An introspective person, Brian becomes increasingly aware of the class differences and racism in his town when the junior prom becomes segregated as the black and white students can't agree on the theme song. Gretchen and Kim make fun of the black students for pitching a fit but Brian defends them, saying that as outsiders, they are just doing what punks are doing: creating their own space where they can be happy. Brian becomes friends with another skater named Nick and the two spend their free time breaking into cars and scamming people to make money. Brian's feelings for Gretchen return but she turns him down again. After a disastrous date at prom, Brian picks Gretchen up with his rented limo and the two grab breakfast, as friends.

In the last few months of school, a fight breaks out between rival schools and Bobby B. is expelled for hitting another student with a weapon, much to the disappointment of his friends.
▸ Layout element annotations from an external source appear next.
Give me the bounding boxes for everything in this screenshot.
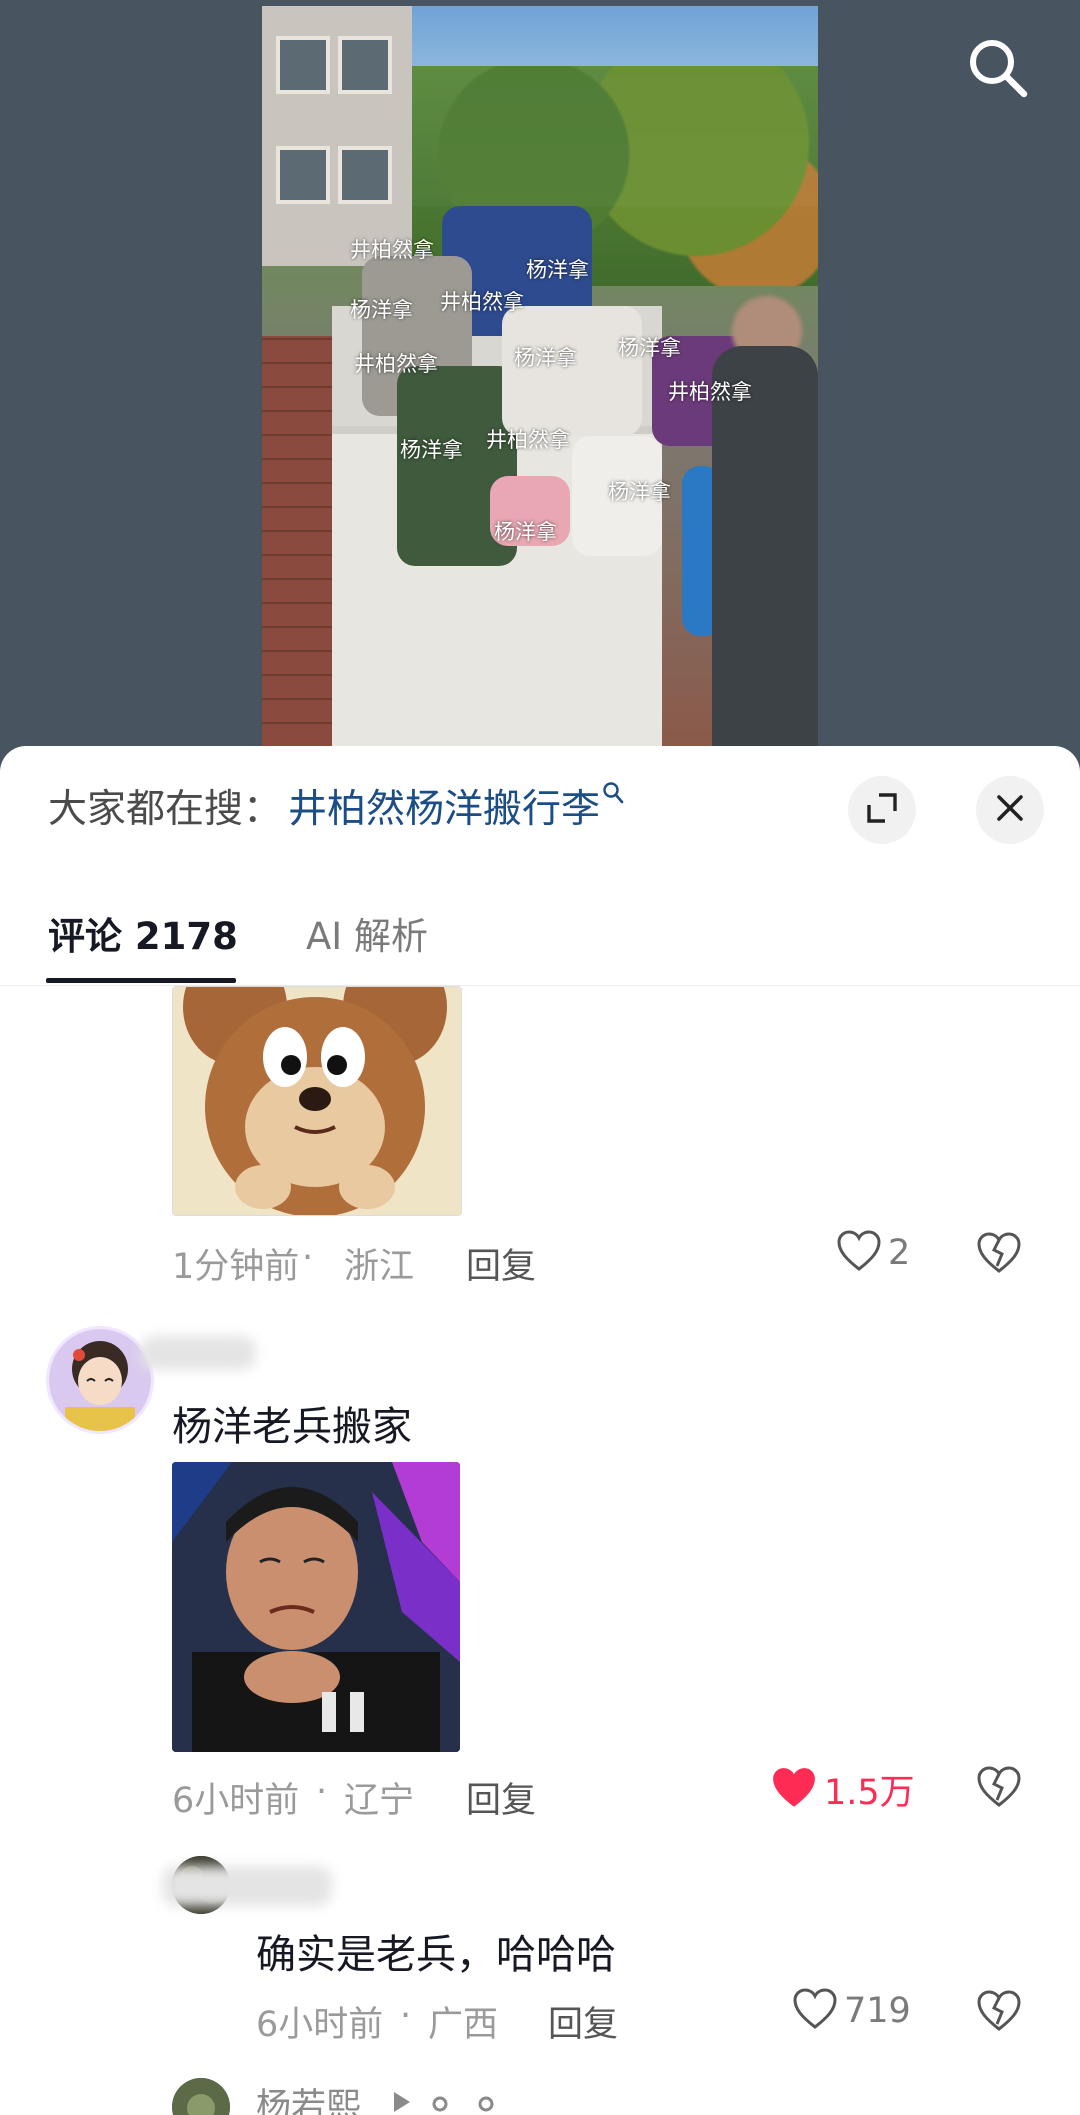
watermark-text: 杨洋拿 [618,336,681,360]
comment-time: 6小时前 [172,1781,300,1821]
dislike-broken-heart-icon[interactable] [976,1232,1022,1278]
like-count: 2 [888,1233,911,1273]
comment-separator: · [400,1996,412,2036]
watermark-text: 井柏然拿 [350,238,434,262]
comment-time: 1分钟前 [172,1247,300,1287]
like-button[interactable]: 2 [836,1230,910,1276]
hot-search-term[interactable]: 井柏然杨洋搬行李 [288,778,600,834]
dislike-broken-heart-icon[interactable] [976,1990,1022,2036]
like-button[interactable]: 719 [792,1988,911,2034]
watermark-text: 杨洋拿 [494,520,557,544]
search-small-icon [602,781,624,809]
dislike-broken-heart-icon[interactable] [976,1766,1022,1812]
heart-outline-icon [836,1230,882,1276]
video-building [262,6,412,266]
watermark-text: 杨洋拿 [514,346,577,370]
active-tab-indicator [46,978,236,983]
play-dots-icon [392,2090,502,2115]
comment-text: 杨洋老兵搬家 [172,1404,412,1450]
watermark-text: 杨洋拿 [350,298,413,322]
watermark-text: 井柏然拿 [486,428,570,452]
comment-username[interactable]: 杨若熙 [256,2078,361,2115]
avatar[interactable] [46,1326,154,1434]
video-player[interactable]: 井柏然拿 杨洋拿 杨洋拿 井柏然拿 井柏然拿 杨洋拿 杨洋拿 井柏然拿 杨洋拿 … [0,0,1080,760]
comment-location: 浙江 [344,1247,415,1287]
watermark-text: 井柏然拿 [668,380,752,404]
jerry-mouse-sticker[interactable] [172,986,462,1216]
comment-sheet: 大家都在搜： 井柏然杨洋搬行李 评论 2178 AI 解析 1分钟前 · 浙江 … [0,746,1080,2115]
close-button[interactable] [976,776,1044,844]
reply-button[interactable]: 回复 [466,1238,536,1289]
search-icon[interactable] [966,36,1030,100]
watermark-text: 杨洋拿 [608,480,671,504]
heart-outline-icon [792,1988,838,2034]
expand-icon [865,791,899,829]
video-frame[interactable]: 井柏然拿 杨洋拿 杨洋拿 井柏然拿 井柏然拿 杨洋拿 杨洋拿 井柏然拿 杨洋拿 … [262,6,818,746]
comment-separator: · [316,1772,328,1812]
watermark-text: 井柏然拿 [354,352,438,376]
heart-filled-icon [770,1766,818,1814]
like-count: 719 [844,1991,911,2031]
like-count: 1.5万 [824,1773,915,1813]
blurred-username [140,1336,256,1370]
video-person [712,346,818,746]
watermark-text: 井柏然拿 [440,290,524,314]
divider [0,985,1080,986]
reply-button[interactable]: 回复 [548,1996,618,2047]
hot-search-bar[interactable]: 大家都在搜： 井柏然杨洋搬行李 [48,776,624,836]
watermark-text: 杨洋拿 [400,438,463,462]
expand-button[interactable] [848,776,916,844]
comment-location: 辽宁 [344,1781,415,1821]
comment-time: 6小时前 [256,2005,384,2045]
comment-text: 确实是老兵，哈哈哈 [256,1932,616,1978]
like-button[interactable]: 1.5万 [770,1764,915,1815]
avatar[interactable] [172,2078,230,2115]
blurred-username [162,1866,332,1906]
comment-separator: · [302,1238,314,1278]
tab-comments[interactable]: 评论 2178 [48,906,238,960]
watermark-text: 杨洋拿 [526,258,589,282]
reply-button[interactable]: 回复 [466,1772,536,1823]
man-crying-sticker[interactable] [172,1462,460,1752]
hot-search-prefix: 大家都在搜： [48,787,283,832]
tab-ai-analysis[interactable]: AI 解析 [306,906,428,960]
close-icon [995,793,1025,827]
comment-location: 广西 [428,2005,499,2045]
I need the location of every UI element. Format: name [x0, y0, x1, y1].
The final part of the book takes place at a Halloween party where Brian looks at the party goers and realizes that regardless of the categories they are put into (black, white, jock, punk, etc.), they are all trying to figure out their identity in the world. Brian kisses a girl at the party, but later ditches her in favor leaving the party with Gretchen when the cops come. Even though he still loves Gretchen, he is happy to sit with her as her friend.

==Reception==
Donna Seaman, writing for Booklist, called Hairstyles of the Damned "a funny, hard-rocking first-person tale of teenage angst and discovery" and highlighted how Meno "revels in the massive confusion and helpless bravado of adolescence". Publishers Weekly similarly discussed how "Meno ably explores Brian's emotional uncertainty and his poignant youthful search for meaning". They described Brian as a "a sympathetic narrator and a prime example of awkward adolescence".

Despite an overall positive review, Seaman noted that "Meno fails to dig deeply". Conversely, Publishers Weekly found that Meno "deals honestly with teenage violence—though Gretchen's fights have a certain slapstick quality, Brian's occasional bouts of anger and destruction seem very real". However, they noted that the book "doesn't have much of a plot".